La planeación que ocurre en el Capitalismo sin ser ampliamente
reconocida como tal, es la planeación de cada
participante individual en el sistema económico.
Cada individuo que piensa en un curso de acción económica que
podría ser de beneficio para él y el cómo llevarlo a cabo está
realizando planeación económica. Los
individuos planean comprar casas, automóviles, electrodomésticos e incluso víveres.
Planean para qué trabajos entrenarse y dónde ofrecer y aplicar
las habilidades que poseen. Las
empresas planean la introducción de nuevos productos o el descontinuar los
existentes; planean cambiar sus métodos productivos o continuar usando
los actuales: planean abrir
sucursales o cerrarlas; planean contratar nuevos trabajadores o despedir
actuales; planean incrementar
sus inventarios o disminuirlos. Aún
más ejemplos de planeación rutinaria y del día a día por individuos y
empresas pueden ser encontrados. La planeación económica privada ocurre en todas partes a
nuestro alrededor y todos participan de ella.

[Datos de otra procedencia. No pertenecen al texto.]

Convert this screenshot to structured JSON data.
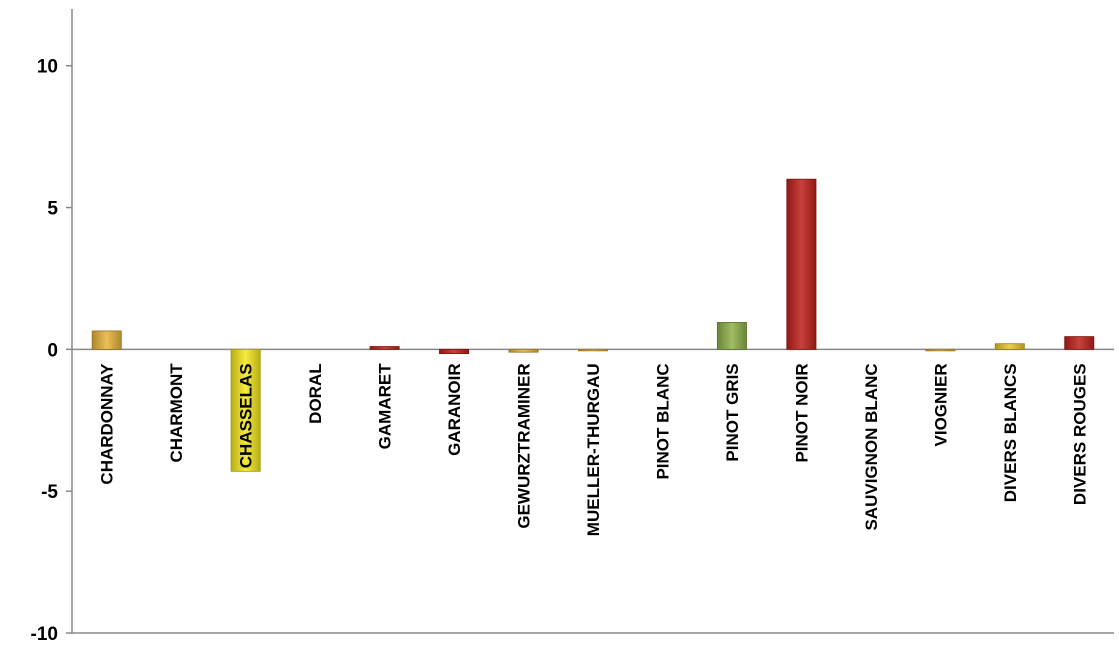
{
  "chart_data": {
    "type": "bar",
    "title": "",
    "xlabel": "",
    "ylabel": "",
    "ylim": [
      -10,
      12
    ],
    "yticks": [
      -10,
      -5,
      0,
      5,
      10
    ],
    "grid": false,
    "legend": "none",
    "categories": [
      "CHARDONNAY",
      "CHARMONT",
      "CHASSELAS",
      "DORAL",
      "GAMARET",
      "GARANOIR",
      "GEWURZTRAMINER",
      "MUELLER-THURGAU",
      "PINOT BLANC",
      "PINOT GRIS",
      "PINOT NOIR",
      "SAUVIGNON BLANC",
      "VIOGNIER",
      "DIVERS BLANCS",
      "DIVERS ROUGES"
    ],
    "values": [
      0.65,
      0,
      -4.3,
      0,
      0.1,
      -0.15,
      -0.1,
      -0.05,
      0,
      0.95,
      6.0,
      0,
      -0.05,
      0.2,
      0.45
    ],
    "bar_colors": [
      "#e8b43a",
      "#e8b43a",
      "#f4e81c",
      "#e8b43a",
      "#c0201a",
      "#c0201a",
      "#e8b43a",
      "#e8b43a",
      "#e8b43a",
      "#8fb04a",
      "#c0201a",
      "#e8b43a",
      "#e8b43a",
      "#e8c82a",
      "#c0201a"
    ]
  }
}
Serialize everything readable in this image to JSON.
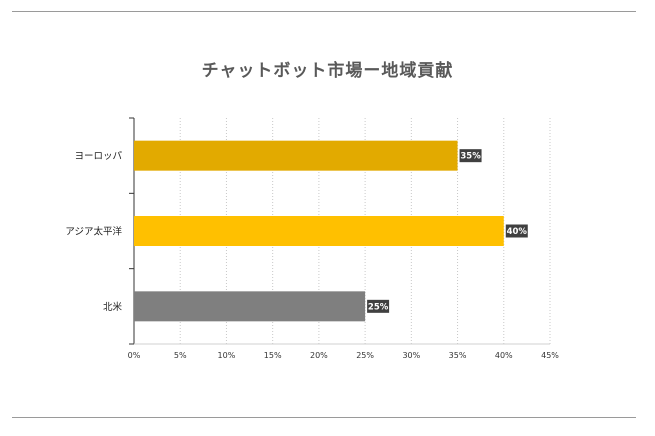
{
  "chart_data": {
    "type": "bar",
    "orientation": "horizontal",
    "title": "チャットボット市場ー地域貢献",
    "categories": [
      "ヨーロッパ",
      "アジア太平洋",
      "北米"
    ],
    "values": [
      35,
      40,
      25
    ],
    "data_labels": [
      "35%",
      "40%",
      "25%"
    ],
    "colors": [
      "#e2aa00",
      "#ffc000",
      "#7f7f7f"
    ],
    "xlim": [
      0,
      45
    ],
    "x_ticks": [
      0,
      5,
      10,
      15,
      20,
      25,
      30,
      35,
      40,
      45
    ],
    "x_tick_labels": [
      "0%",
      "5%",
      "10%",
      "15%",
      "20%",
      "25%",
      "30%",
      "35%",
      "40%",
      "45%"
    ],
    "grid": "vertical-dotted",
    "legend": "none"
  }
}
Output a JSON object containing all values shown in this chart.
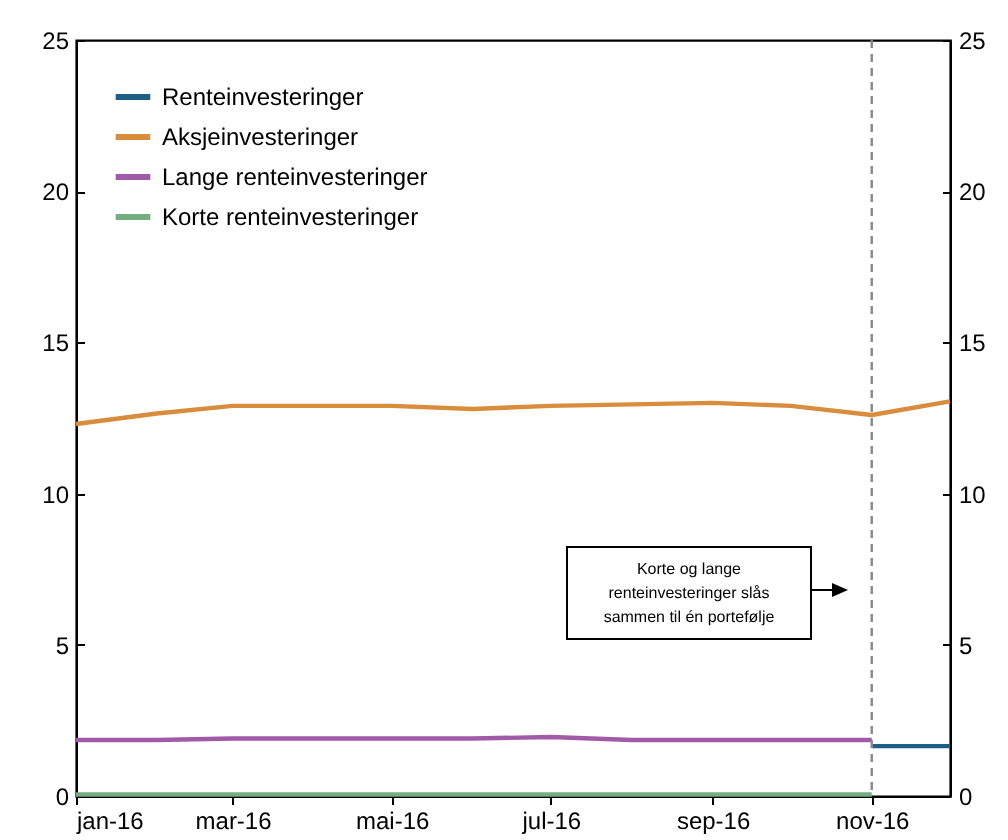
{
  "chart_data": {
    "type": "line",
    "x": [
      "2016-01",
      "2016-02",
      "2016-03",
      "2016-04",
      "2016-05",
      "2016-06",
      "2016-07",
      "2016-08",
      "2016-09",
      "2016-10",
      "2016-11",
      "2016-12"
    ],
    "series": [
      {
        "name": "Renteinvesteringer",
        "color": "#1f5f86",
        "values": [
          null,
          null,
          null,
          null,
          null,
          null,
          null,
          null,
          null,
          null,
          1.65,
          1.65
        ]
      },
      {
        "name": "Aksjeinvesteringer",
        "color": "#d98c3c",
        "values": [
          12.3,
          12.65,
          12.9,
          12.9,
          12.9,
          12.8,
          12.9,
          12.95,
          13.0,
          12.9,
          12.6,
          13.05
        ]
      },
      {
        "name": "Lange renteinvesteringer",
        "color": "#a05aa8",
        "values": [
          1.85,
          1.85,
          1.9,
          1.9,
          1.9,
          1.9,
          1.95,
          1.85,
          1.85,
          1.85,
          1.85,
          null
        ]
      },
      {
        "name": "Korte renteinvesteringer",
        "color": "#74ad7f",
        "values": [
          0.05,
          0.05,
          0.05,
          0.05,
          0.05,
          0.05,
          0.05,
          0.05,
          0.05,
          0.05,
          0.05,
          null
        ]
      }
    ],
    "xlim": [
      "2016-01",
      "2016-12"
    ],
    "xticks": [
      {
        "value": "2016-01",
        "label": "jan-16"
      },
      {
        "value": "2016-03",
        "label": "mar-16"
      },
      {
        "value": "2016-05",
        "label": "mai-16"
      },
      {
        "value": "2016-07",
        "label": "jul-16"
      },
      {
        "value": "2016-09",
        "label": "sep-16"
      },
      {
        "value": "2016-11",
        "label": "nov-16"
      }
    ],
    "ylim": [
      0,
      25
    ],
    "yticks": [
      0,
      5,
      10,
      15,
      20,
      25
    ],
    "y2lim": [
      0,
      25
    ],
    "y2ticks": [
      0,
      5,
      10,
      15,
      20,
      25
    ],
    "ref_lines": [
      {
        "axis": "x",
        "value": "2016-11",
        "color": "#888888",
        "line_style": "dashed"
      }
    ],
    "annotations": [
      "Korte og lange\nrenteinvesteringer slås\nsammen til én portefølje"
    ],
    "legend": "top left",
    "grid": false
  }
}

Pero, para todos excepto los alumnos de Mises, es invisible.
Para aquellos que ignoran las enseñanzas de Mises, la planeación
económica es la potestad del gobierno. Una
gigantesca y extensiva planeación económica privada no solamente existe,
si no que es totalmente coordinada,
integrada y armónica para producir un sistema económico
cohesivamente planificado. El
medio por el cual esto ocurre es el
sistema de precios. Toda
la planeación económica de los individuos y las empresas privadas tiene
lugar sobre la base de una consideración de precios –constituyendo éstos
costos y también utilidades o ingresos.
Los individuos que planean comprar bienes o servicios de cualquier
tipo siempre consideran los precios de esos bienes y servicios y están
listos a cambiar sus planes dado un cambio de precios.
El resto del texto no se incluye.